LONDON (Reuters) – London’s police acted unlawfully when they used COVID-19 social-distancing rules to force campaigners to cancel an outdoor vigil for a woman who was raped and murdered by a police officer last year, a London court ruled on Friday.
Hundreds of people mostly women, including Kate, the Duchess of Cambridge, gathered peacefully in defiance of the ban in a park on Clapham Common, which ended with police using heavy-handed tactics to arrest several women.
The March 2021 disappearance of Sarah Everard, 33, a marketing executive as she walked home shocked Britain and provoked a huge outpouring of dismay at the failure of police and wider society to tackle violence against women.

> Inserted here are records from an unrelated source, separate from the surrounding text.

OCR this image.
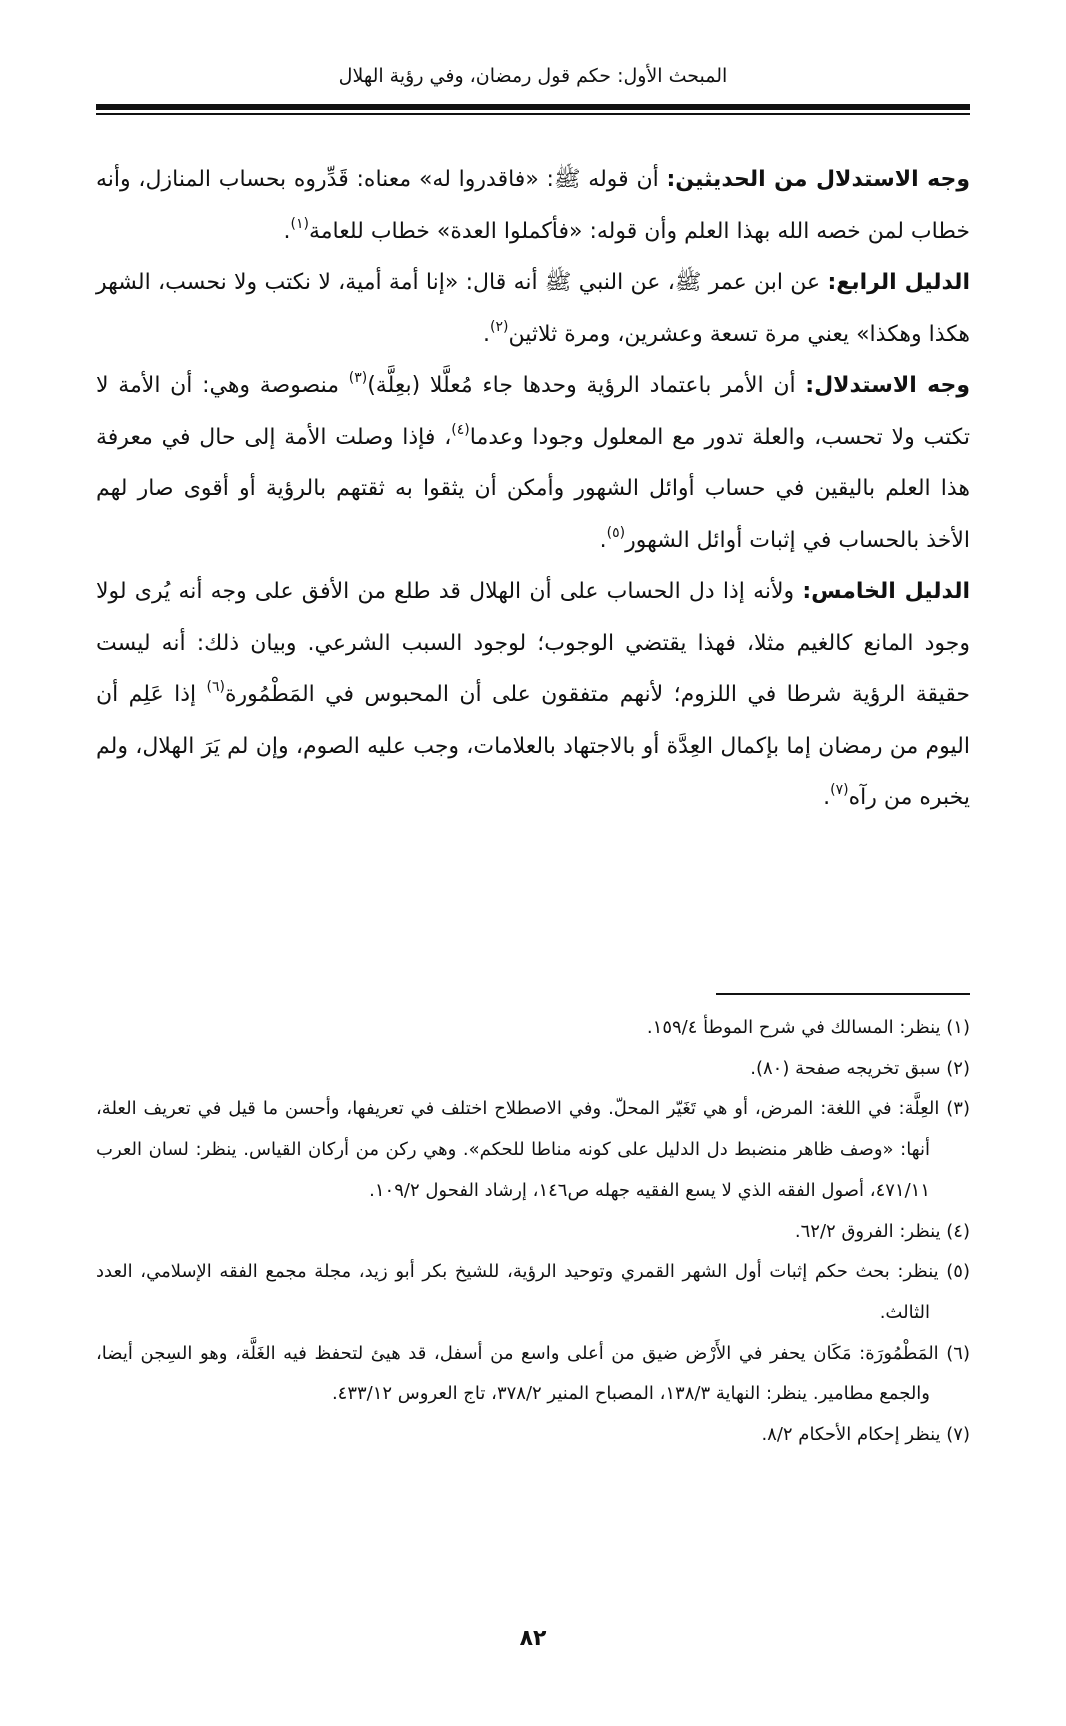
المبحث الأول: حكم قول رمضان، وفي رؤية الهلال

وجه الاستدلال من الحديثين: أن قوله ﷺ: «فاقدروا له» معناه: قَدِّروه بحساب المنازل، وأنه خطاب لمن خصه الله بهذا العلم وأن قوله: «فأكملوا العدة» خطاب للعامة$^{(١)}$.

الدليل الرابع: عن ابن عمر ﷺ، عن النبي ﷺ أنه قال: «إنا أمة أمية، لا نكتب ولا نحسب، الشهر هكذا وهكذا» يعني مرة تسعة وعشرين، ومرة ثلاثين$^{(٢)}$.

وجه الاستدلال: أن الأمر باعتماد الرؤية وحدها جاء مُعلَّلا (بعِلَّة)$^{(٣)}$ منصوصة وهي: أن الأمة لا تكتب ولا تحسب، والعلة تدور مع المعلول وجودا وعدما$^{(٤)}$، فإذا وصلت الأمة إلى حال في معرفة هذا العلم باليقين في حساب أوائل الشهور وأمكن أن يثقوا به ثقتهم بالرؤية أو أقوى صار لهم الأخذ بالحساب في إثبات أوائل الشهور$^{(٥)}$.

الدليل الخامس: ولأنه إذا دل الحساب على أن الهلال قد طلع من الأفق على وجه أنه يُرى لولا وجود المانع كالغيم مثلا، فهذا يقتضي الوجوب؛ لوجود السبب الشرعي. وبيان ذلك: أنه ليست حقيقة الرؤية شرطا في اللزوم؛ لأنهم متفقون على أن المحبوس في المَطْمُورة$^{(٦)}$ إذا عَلِم أن اليوم من رمضان إما بإكمال العِدَّة أو بالاجتهاد بالعلامات، وجب عليه الصوم، وإن لم يَرَ الهلال، ولم يخبره من رآه$^{(٧)}$.

(١) ينظر: المسالك في شرح الموطأ ١٥٩/٤.

(٢) سبق تخريجه صفحة (٨٠).

(٣) العِلَّة: في اللغة: المرض، أو هي تَغَيّر المحلّ. وفي الاصطلاح اختلف في تعريفها، وأحسن ما قيل في تعريف العلة، أنها: «وصف ظاهر منضبط دل الدليل على كونه مناطا للحكم». وهي ركن من أركان القياس. ينظر: لسان العرب ٤٧١/١١، أصول الفقه الذي لا يسع الفقيه جهله ص١٤٦، إرشاد الفحول ١٠٩/٢.

(٤) ينظر: الفروق ٦٢/٢.

(٥) ينظر: بحث حكم إثبات أول الشهر القمري وتوحيد الرؤية، للشيخ بكر أبو زيد، مجلة مجمع الفقه الإسلامي، العدد الثالث.

(٦) المَطْمُورَة: مَكَان يحفر في الأَرْض ضيق من أعلى واسع من أسفل، قد هيئ لتحفظ فيه الغَلَّة، وهو السِجن أيضا، والجمع مطامير. ينظر: النهاية ١٣٨/٣، المصباح المنير ٣٧٨/٢، تاج العروس ٤٣٣/١٢.

(٧) ينظر إحكام الأحكام ٨/٢.

٨٢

Wayne Couzens, a police officer whose job was to guard diplomatic premises in the British capital, was jailed for life without the possibility of parole for the abduction, rape and murder of Everard.

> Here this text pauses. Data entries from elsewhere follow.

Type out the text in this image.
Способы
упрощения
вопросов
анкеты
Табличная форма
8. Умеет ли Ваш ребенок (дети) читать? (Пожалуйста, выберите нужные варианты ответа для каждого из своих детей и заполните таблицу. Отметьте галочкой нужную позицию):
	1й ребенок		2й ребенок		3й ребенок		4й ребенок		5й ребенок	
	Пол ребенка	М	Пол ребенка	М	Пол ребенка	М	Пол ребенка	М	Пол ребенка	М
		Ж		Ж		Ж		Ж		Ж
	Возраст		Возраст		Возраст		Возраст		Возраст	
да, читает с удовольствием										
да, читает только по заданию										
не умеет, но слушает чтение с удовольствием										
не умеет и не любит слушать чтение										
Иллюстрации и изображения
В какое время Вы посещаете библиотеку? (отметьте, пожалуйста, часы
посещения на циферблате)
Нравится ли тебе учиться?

Police investigating the case later said that Couzens may himself have invoked COVID-19 protocols as an excuse to falsely arrest Everard, with politicians and campaigners saying that women’s confidence in police had been shattered.

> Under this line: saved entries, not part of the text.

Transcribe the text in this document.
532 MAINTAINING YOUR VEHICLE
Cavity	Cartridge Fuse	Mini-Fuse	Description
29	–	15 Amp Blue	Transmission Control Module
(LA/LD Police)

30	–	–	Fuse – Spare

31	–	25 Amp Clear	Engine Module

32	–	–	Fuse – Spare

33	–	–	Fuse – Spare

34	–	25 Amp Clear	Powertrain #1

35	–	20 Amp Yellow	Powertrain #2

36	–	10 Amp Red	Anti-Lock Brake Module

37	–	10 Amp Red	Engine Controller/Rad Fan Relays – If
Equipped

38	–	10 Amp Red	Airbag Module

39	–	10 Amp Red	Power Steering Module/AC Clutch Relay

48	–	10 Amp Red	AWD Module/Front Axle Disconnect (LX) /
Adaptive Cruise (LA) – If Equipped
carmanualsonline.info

The campaign group Reclaim These Streets were forced to cancel its planned vigil by police who claimed that any gathering would breach social-distancing rules during the pandemic. The group said this amounted to a breach of their freedom of speech and assembly.
The group, who were threatened with fines and possible prosecution if the event went ahead, said the police had a “total disregard for women’s human rights” and “they dug in their heels, closed ranks and got the law wrong”.
Judge Mark Warby said London police had failed to properly interpret the COVID rules or assess whether the campaign group had a “reasonable excuse” for holding the vigil.
London’s Metropolitan Police issued a statement saying it had worked hard during the pandemic to interpret and apply coronavirus regulations lawfully.
“The Met unreservedly endorses the principle that fundamental freedoms, such as those exercised by the claimants in this case, may only be restricted where it is necessary and proportionate for a lawful purpose,” it said.